Conheça o Amendoim, um dos grandes nomes do stand up paddle no Brasil

Meu escritório é na raia. Ou no Havaí. Ou numa praia paulista mesmo. Alessandro Matero, o Amendoim, fez do seu lifestyle esportivo um trabalho – e virou nome forte quando o assunto é canoa havaiana ou stand up paddle

“Já esteve aqui antes?”, pergunta de cara Alessandro Matero. E continua: “Este aqui é o meu escritório. É onde bato cartão todos os dias. Tá bom, né?”, diz, sorrindo. Estamos em uma raia olímpica de São Paulo, um canal de água natural e limpa com mais de 2 quilômetros de extensão para a prática de esportes de remo. Apesar de estar bem ao lado da tumultuada avenida marginal do rio Pinheiros – apenas um muro separa os dois –, na raia, entre uma remada e outra, é fácil se desligar do caos urbano de São Paulo. E, nesse enorme espaço ao ar livre, Alessandro conseguiu montar seu “escritório” de trabalho. “Eu nunca quis estar daquele lado”, diz, apontando para os edifícios empresariais na outra margem da avenida.
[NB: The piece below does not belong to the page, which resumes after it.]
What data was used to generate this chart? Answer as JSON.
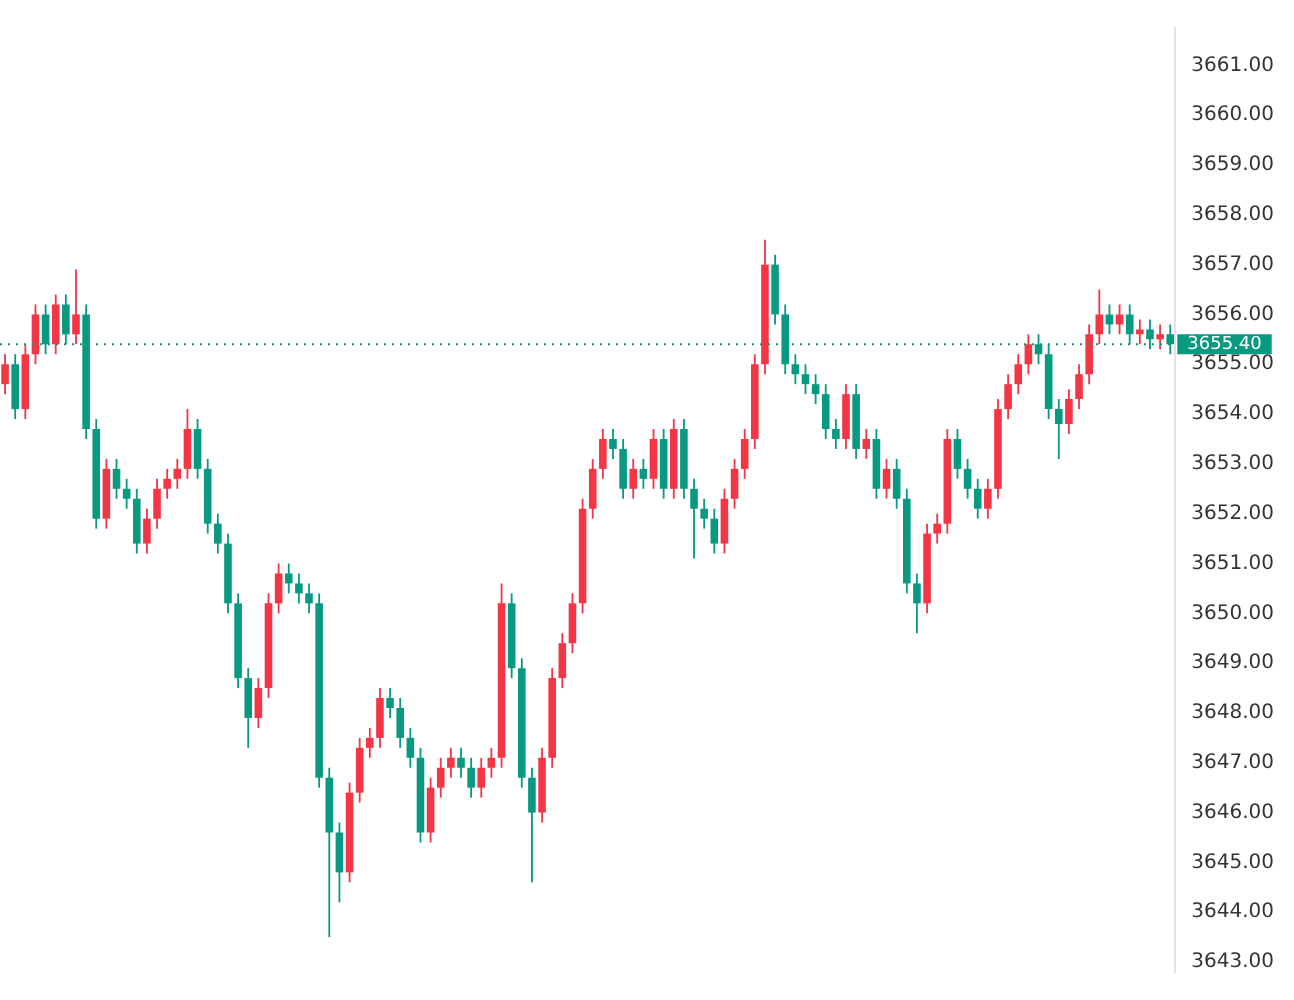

Alessandro conseguiu respeitar suas vontades. Chegou aos 38 anos sem jamais precisar abandonar o life style ligado aos esportes. E só não foi parar “daquele lado”, como ele disse, por conta de um conselho que escutou quando se mudou para a Califórnia, aos 21 anos. Na época, Alessandro já era um atleta de triatlo com considerável histórico. Ainda não conhecia a Califórnia e resolveu participar de algumas provas por lá. A ideia era ficar só um mês e voltar. Mas... “Quando cheguei lá pensei: ‘O quê!? Vou morar aqui!’. Vim pro Brasil, vendi tudo e fui com a cara e a coragem.” Em pouco tempo conseguiu trabalho em uma oficina de bicicletas, outra de suas paixões. Foi aí que recebeu o tal conselho. “O meu gerente sempre falava: ‘Faça o que você gosta e faça bem-feito que o dinheiro aparece’.”
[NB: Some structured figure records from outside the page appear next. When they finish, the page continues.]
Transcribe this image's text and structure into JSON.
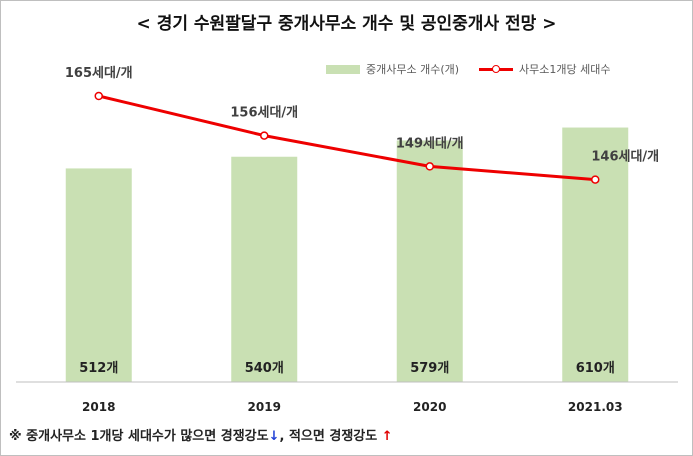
{
  "title": "< 경기 수원팔달구 중개사무소 개수 및 공인중개사 전망 >",
  "legend": {
    "bar_label": "중개사무소 개수(개)",
    "line_label": "사무소1개당 세대수"
  },
  "chart_data": {
    "type": "bar",
    "categories": [
      "2018",
      "2019",
      "2020",
      "2021.03"
    ],
    "series": [
      {
        "name": "중개사무소 개수(개)",
        "type": "bar",
        "values": [
          512,
          540,
          579,
          610
        ],
        "labels": [
          "512개",
          "540개",
          "579개",
          "610개"
        ],
        "color": "#c9e0b3"
      },
      {
        "name": "사무소1개당 세대수",
        "type": "line",
        "values": [
          165,
          156,
          149,
          146
        ],
        "labels": [
          "165세대/개",
          "156세대/개",
          "149세대/개",
          "146세대/개"
        ],
        "color": "#ee0000"
      }
    ],
    "grid": false,
    "legend_position": "top-right"
  },
  "footnote": {
    "prefix": "※ 중개사무소 1개당 세대수가 많으면 경쟁강도",
    "down_arrow": "↓",
    "middle": ", 적으면 경쟁강도 ",
    "up_arrow": "↑"
  }
}
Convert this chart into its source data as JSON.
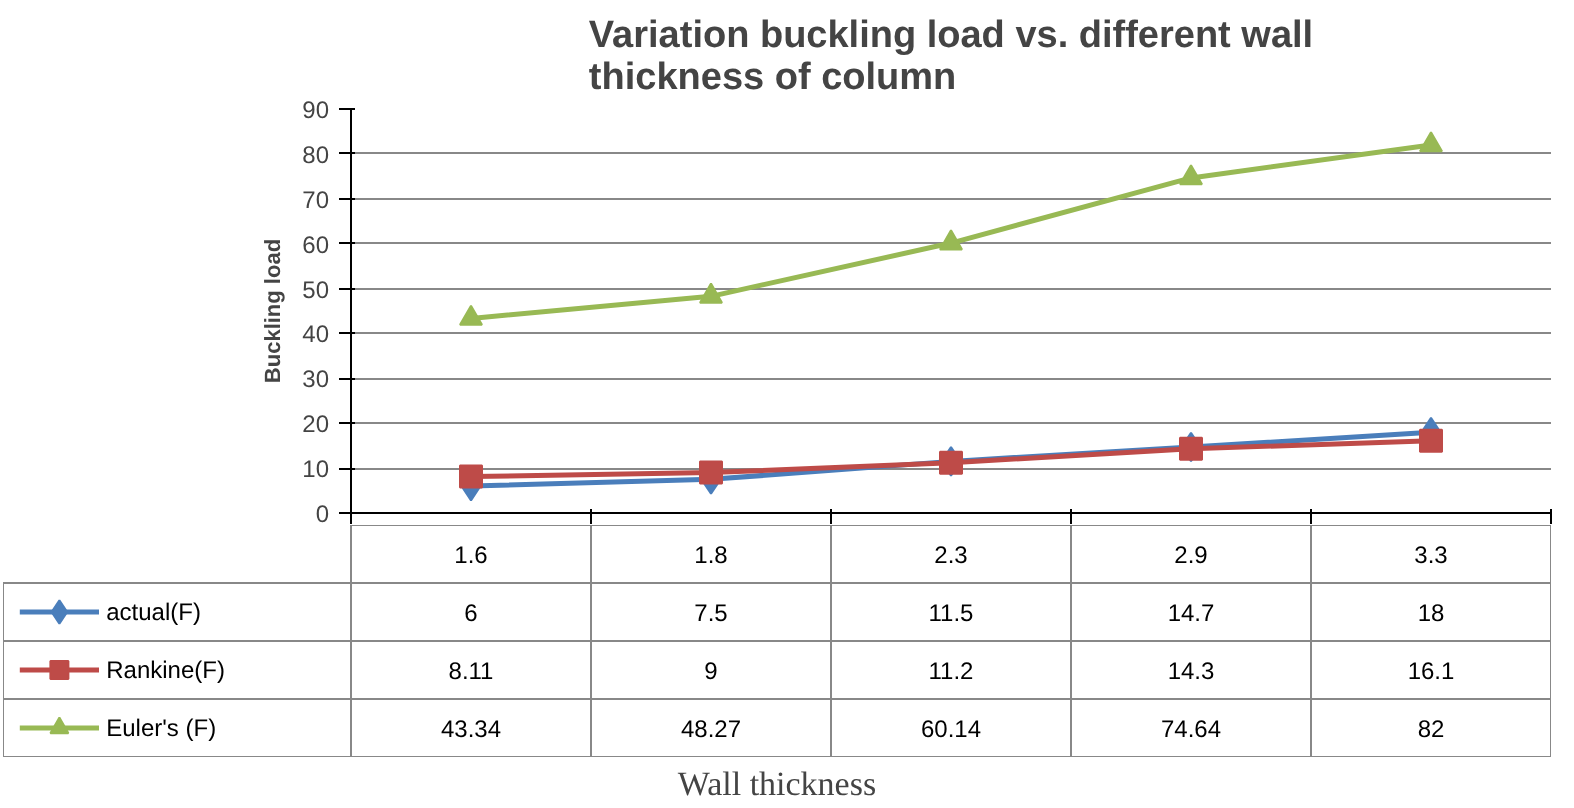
{
  "chart_data": {
    "type": "line",
    "title": "Variation buckling load vs. different wall thickness of column",
    "annotations": [
      "Wall thickness"
    ],
    "ylabel": "Buckling load",
    "categories": [
      "1.6",
      "1.8",
      "2.3",
      "2.9",
      "3.3"
    ],
    "series": [
      {
        "name": "actual(F)",
        "color": "#4a7ebb",
        "marker": "diamond",
        "values": [
          6,
          7.5,
          11.5,
          14.7,
          18
        ],
        "value_labels": [
          "6",
          "7.5",
          "11.5",
          "14.7",
          "18"
        ]
      },
      {
        "name": "Rankine(F)",
        "color": "#be4b48",
        "marker": "square",
        "values": [
          8.11,
          9,
          11.2,
          14.3,
          16.1
        ],
        "value_labels": [
          "8.11",
          "9",
          "11.2",
          "14.3",
          "16.1"
        ]
      },
      {
        "name": "Euler's (F)",
        "color": "#98b954",
        "marker": "triangle",
        "values": [
          43.34,
          48.27,
          60.14,
          74.64,
          82
        ],
        "value_labels": [
          "43.34",
          "48.27",
          "60.14",
          "74.64",
          "82"
        ]
      }
    ],
    "ylim": [
      0,
      90
    ],
    "yticks": [
      0,
      10,
      20,
      30,
      40,
      50,
      60,
      70,
      80,
      90
    ],
    "grid": "y",
    "legend": "bottom",
    "data_labels": true
  }
}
Não seria tão difícil para Alessandro seguir o conselho à risca. Naquela altura da vida ele já sabia bem do que gostava, já era atleta – e, de fato, o dinheiro sempre aparecia. Seu pai, um metalúrgico dono de serralheria, bem que havia tentado anos antes fazer com que Alessandro seguisse seus passos. Não teve sucesso. “Ele tinha uns 18 anos quando eu disse: ‘Vem ver se você não quer trabalhar comigo’. Eu queria que ele continuasse o negócio da família”, lembra o pai, Osvaldo. “Ele ficou um ano comigo, mas não era o que ele queria. Aí foi para a Califórnia e voltou do jeito que é hoje.” Osvaldo tem razão, a ida de seu filho para o exterior teve grande importância no que ele é hoje.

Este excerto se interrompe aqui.